The level of attention to Romney from the liberal/Dem infrastructure, even before GOP voting has started, is remarkable, and suggests Romney is the number one threat and probable nominee.
* Mitt Romney’s problem, in a nutshell: Why can’t Romney break out? Nate Silver digs into the numbers and sums up the problem: He isn’t well liked enough by moderates in his own party for it to offset his problems among conservatives.
* Why conservatives might forgive Newt’s vulnerabilities: Charles Krauthammer explains why conservatives might ultimately forgive Newt Gingrich despite his flip flops, history of affairs, and undisciplined ego:
What distinguishes Gingrich from Romney — and mitigates these heresies in the eyes of conservatives — is that he authored a historic conservative triumph: the 1994 Republican takeover of the House after 40 years of Democratic control. Which means that Gingrich’s apostasies are seen as deviations from his conservative core — while Romney’s flip-flops are seen as deviations from ... nothing.
It seems to me that the key difference here is that many conservatives have already accepted Newt as a flawed figure who has publicly atoned for his sins and is basically one of them, while they see Romney as someone who has not been forthright about his own failings and isn’t one of them at all.

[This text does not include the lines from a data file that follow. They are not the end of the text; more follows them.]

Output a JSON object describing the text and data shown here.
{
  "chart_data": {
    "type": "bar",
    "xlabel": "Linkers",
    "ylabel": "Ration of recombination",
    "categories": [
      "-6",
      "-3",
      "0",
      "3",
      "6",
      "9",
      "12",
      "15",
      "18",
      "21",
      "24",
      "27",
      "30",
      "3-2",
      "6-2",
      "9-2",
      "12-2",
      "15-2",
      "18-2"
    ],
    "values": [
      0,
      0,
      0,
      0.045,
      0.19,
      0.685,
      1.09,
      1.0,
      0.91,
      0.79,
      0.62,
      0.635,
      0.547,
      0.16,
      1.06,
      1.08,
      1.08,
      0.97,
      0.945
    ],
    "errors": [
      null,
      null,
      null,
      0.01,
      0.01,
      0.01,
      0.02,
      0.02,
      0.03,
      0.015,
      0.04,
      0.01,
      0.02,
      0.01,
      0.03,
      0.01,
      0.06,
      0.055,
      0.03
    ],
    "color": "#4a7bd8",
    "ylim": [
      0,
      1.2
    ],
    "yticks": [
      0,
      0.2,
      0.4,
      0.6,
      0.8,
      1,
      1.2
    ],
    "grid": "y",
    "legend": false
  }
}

* Big debate test looming for Gingrich: At the December 10th debate in Des Moines, frontrunner Newt is likely to come under the most intense fire he has sustained yet, and how he handles it will be critical to whether he can remain on top.
* Big debate test looming for Romney: William Jacobson on what conservatives will be demanding to see from Romney at that debate: “If Romney does not effectively confront Newt on stage in Iowa at the debates later this month, Romney will be Tim Pawlenty and the entire nation will know it.”
* Takedown of the day: Jonathan Capehart disembowles Newt Gingrich’s represhensible quote about “really poor children in really poor neighborhoods” who “have nobody around them who works.”
Atrios adds: “We all know who lives in `really poor neighbhoods.’” Indeed.
* And an apt summary of Romney’s disastrous Fox interview: Marc Ambinder boils down the Dem characterization of Romney: “The whiny rich corporate boss with a temper.”